El misterio es vital en cualquier historia. Podemos empezar un libro que tenga una premisa o trama interesante, pero cuando la historia falla porque le falta misterio, lo más probable es que lo dejemos.

Darle a tu personaje un secreto o un rasgo misterioso hará que el lector siga pasando las páginas.

Un parche en el ojo no es solo algo que te haga mirar dos veces, es algo que hace que te preguntes por el trasfondo del personaje.

Trabajamos duro para intentar que esos pasados sean interesantes, pero las historias no importarán si los lectores no tienen curiosidad por ello desde el principio.

Cuando era una niña, tenía un tío que tenía un ojo de cristal. Cada vez que le preguntaba me contaba una historia diferente. A día de hoy todavía no conozco la historia real, pero sigo preguntando.
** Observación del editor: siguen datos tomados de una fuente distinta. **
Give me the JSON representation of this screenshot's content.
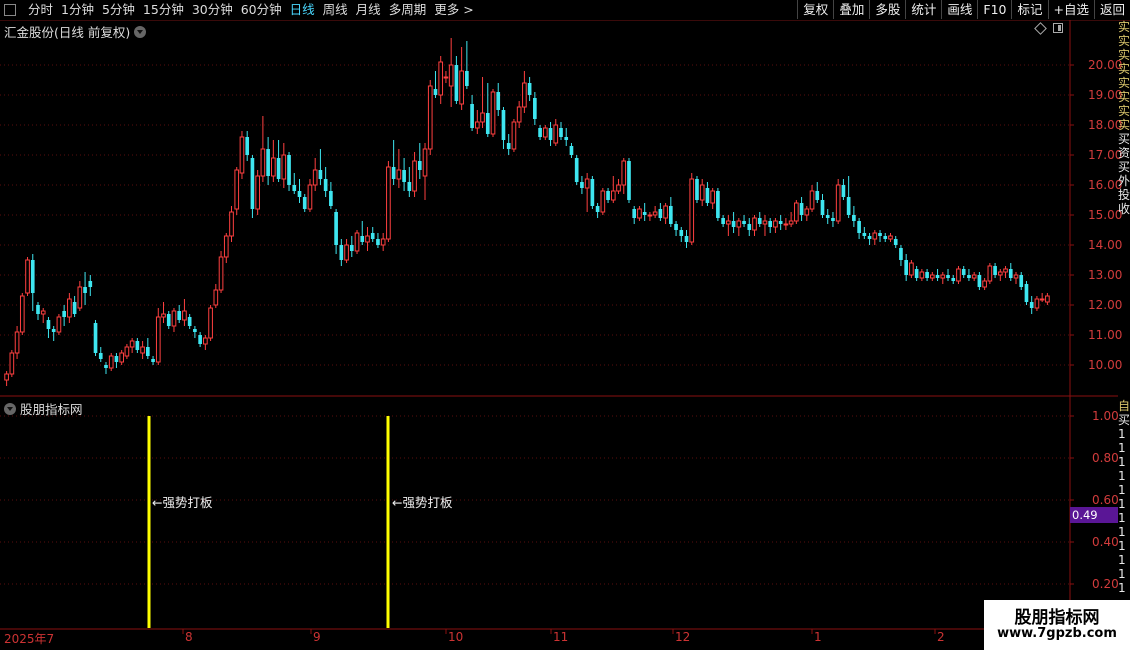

Es algo que me gusta del Joker dirigido por Nolan: siempre cuenta una historia diferente acerca de cómo obtuvo esa dantesca y espeluznante sonrisa. Es algo en lo que estoy trabajando ahora mismo con un personaje: cuenta varias historias diferentes acerca de un hecho misterioso que interesa al lector. Siempre me han gustado los narradores mentirosos (pena que ahora se hayan puesto tan de moda, ¡pierdo puntos de originalidad!). Pero no es necesario trabajar con un narrador poco fiable: solo con darle a tu personaje un detalle físico o psicológico que haga que el lector se pregunte, que quiera saber más, ya has conseguido mucho. Uno de mis ejemplos favoritos es el ojo de Ariadna en La canción secreta del mundo (ya, sí, nepotismo y enchufe, para eso tengo un blog): tiene un ojo completamente negro, nada de iris ni blanco ni nada: todo el globo ocular es oscuro. Ariadna intenta disimularlo de mil maneras, ni ella misma sabe por qué es así su ojo; el lector se muere de ganas de saber. Es una manera muy eficiente de crear intriga.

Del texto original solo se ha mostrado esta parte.